Musica

Compositora Anabel Bian lança o disco 'Sinais vitais'

Artista mistura samba, afoxé, maracatu e pop dos anos 1980 ao experimentalismo e à a eletrônica

Kiko Ferreira

Cantora e compositora, a paulistana Anabel Bian radicaliza quando pensa na possibilidade de perder seu objeto de paixão. “Se um dia, amor, você não me quiser mais/ Eu vou desistir dos meus sinais vitais”, dramatiza a moça na composição própria que dá título a seu segundo CD, 'Sinais vitais'. Mas é só fechar o encarte com as letras para ler, na contracapa, o outro lado da moeda: “Tudo que alimenta/ a alma faz viver/ meus sinais vitais estão/ mais fortes agora!”, escrito como uma espécie de coda poética.

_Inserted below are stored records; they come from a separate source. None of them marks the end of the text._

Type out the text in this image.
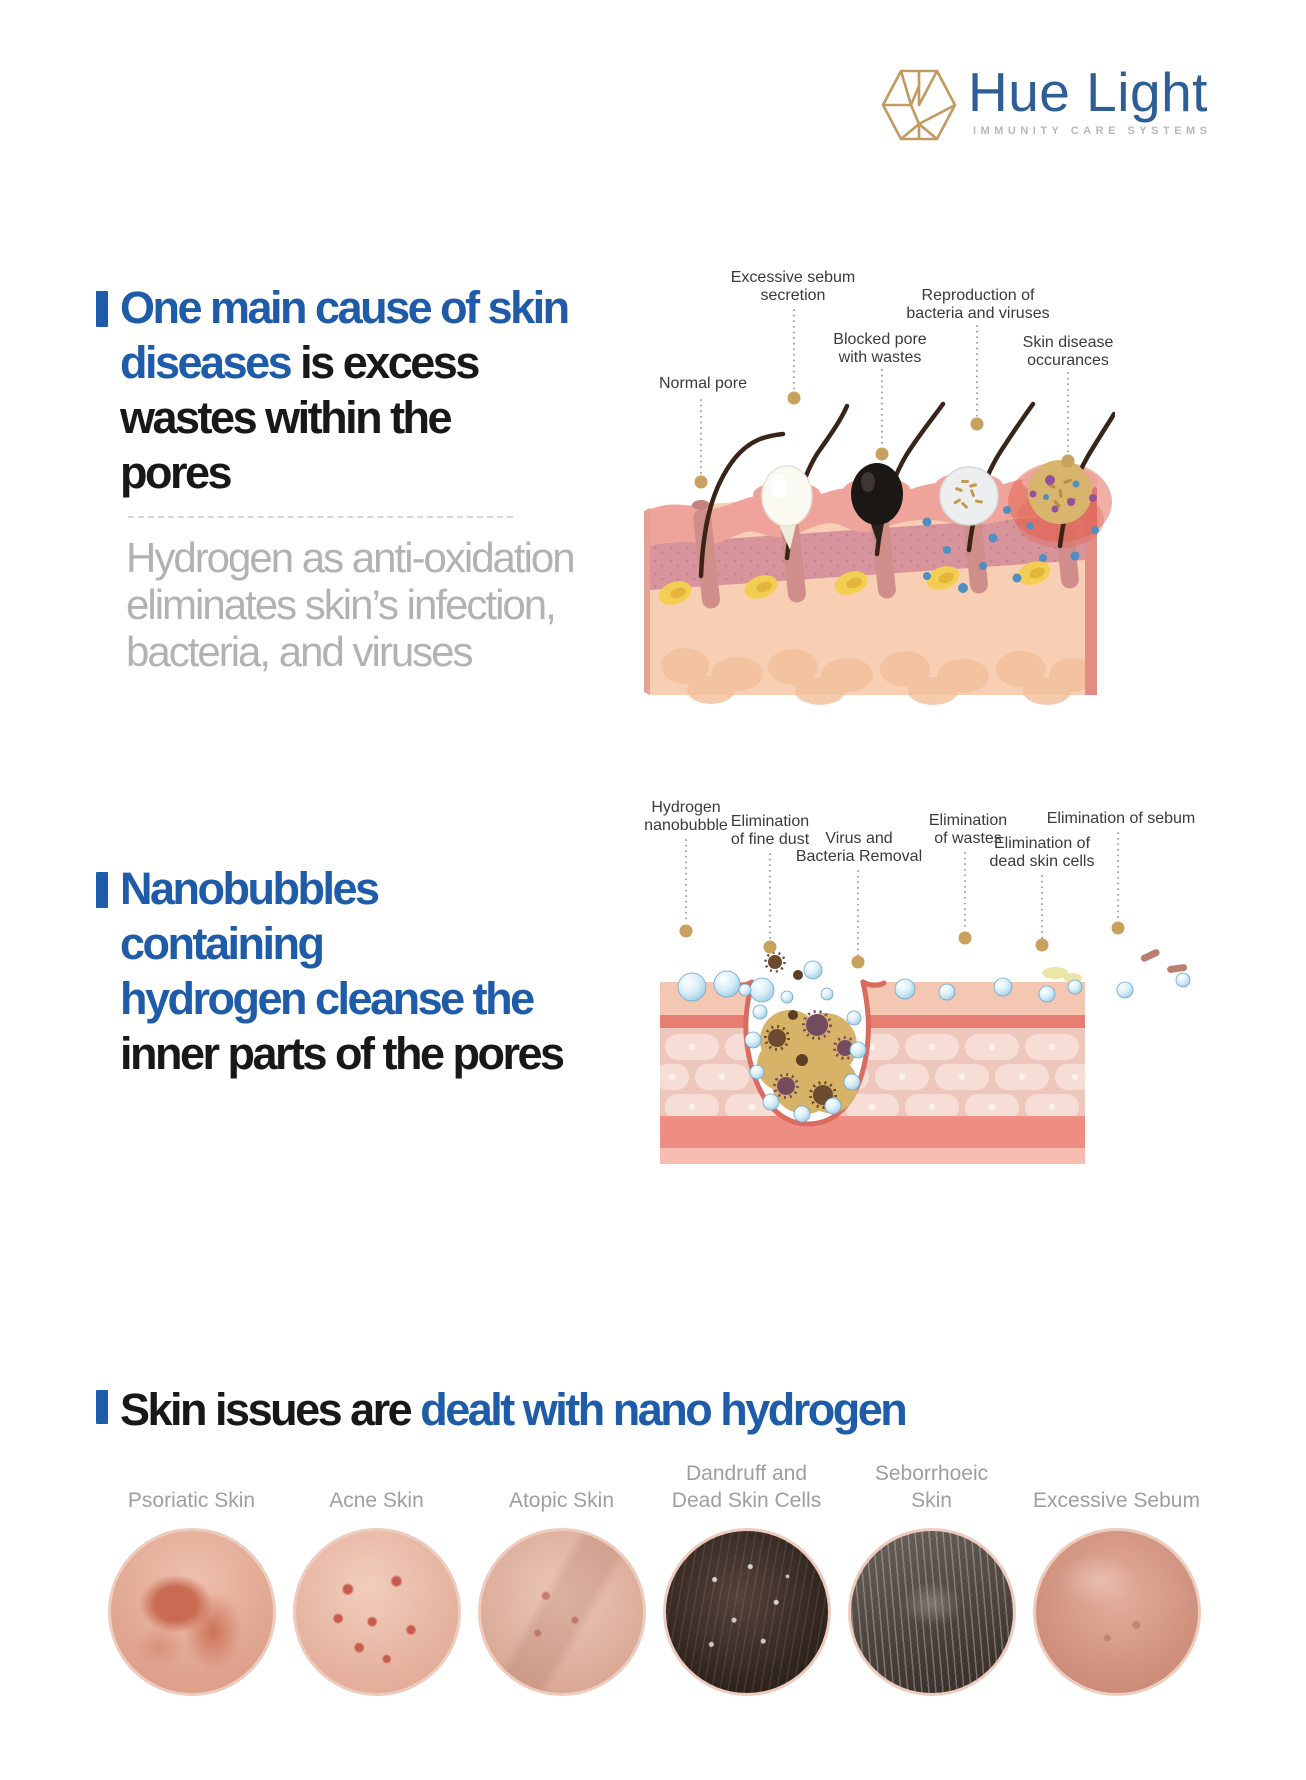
Hue Light
IMMUNITY CARE SYSTEMS
One main cause of skin
diseases is excess
wastes within the
pores
Hydrogen as anti-oxidation
eliminates skin’s infection,
bacteria, and viruses
Normal pore
Excessive sebum
secretion
Blocked pore
with wastes
Reproduction of
bacteria and viruses
Skin disease
occurances
Nanobubbles
containing
hydrogen cleanse the
inner parts of the pores
Hydrogen
nanobubble Elimination
of fine dust Virus and
Bacteria Removal
Elimination
of wastes
Elimination of
dead skin cells
Elimination of sebum
Skin issues are dealt with nano hydrogen
Psoriatic Skin	Acne Skin	Atopic Skin
Dandruff and
Dead Skin Cells
Seborrhoeic
Skin	Excessive Sebum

Ex-cantora de barzinho e integrante do Coral USP, ela é neta de Octávio Franchini, que tocava sax e trombone nas orquestras de Sílvio Mazzuca, Osmar Milani e Simonetti. Apresentadora do programa musical Espaço 48, na NGT TV, Anabel estreou em disco com 'Adição' (2008), sem revelar influências explícitas nem admitir rótulos e classificações para seu estilo, capaz de incluir samba, afoxé, maracatu, pop com jeito de anos 1980 e pitadas de experimentalismo e eletrônica. Em 2011, entrou para o grupo Vazante, do compositor Kleber Alquerque, com Nô Stopa, Daniella Alcarpe e Elaine Guimarães. No ano seguinte, foi convidada a assumir a apresentação do programa 'Tah ligado', da AllTV.

'Sinais vitais' tem 10 faixas e mantém a diversidade da estreia. Na abertura, com 'A prece', percussão afro e violão, não é difícil se lembrar das parcerias de Ney Matogrosso com a dupla Luli & Lucina, nos anos 1980, incluindo no verso fundamental: “Sou a poesia/ e você o meu salão”. Com ar de world music a la Mano Chao, 'Visto' (Rafael Altério e Kléber Albuquerque) soa mais atual e incisiva. A terceira faixa é uma versão livre e solta de 'Seção 32', de Vander Lee. Melhor experiência da moça como autora, 'Pilhas' poderia, por ironia, ser um tema do mesmo Vander Lee que ela acaba de subverter.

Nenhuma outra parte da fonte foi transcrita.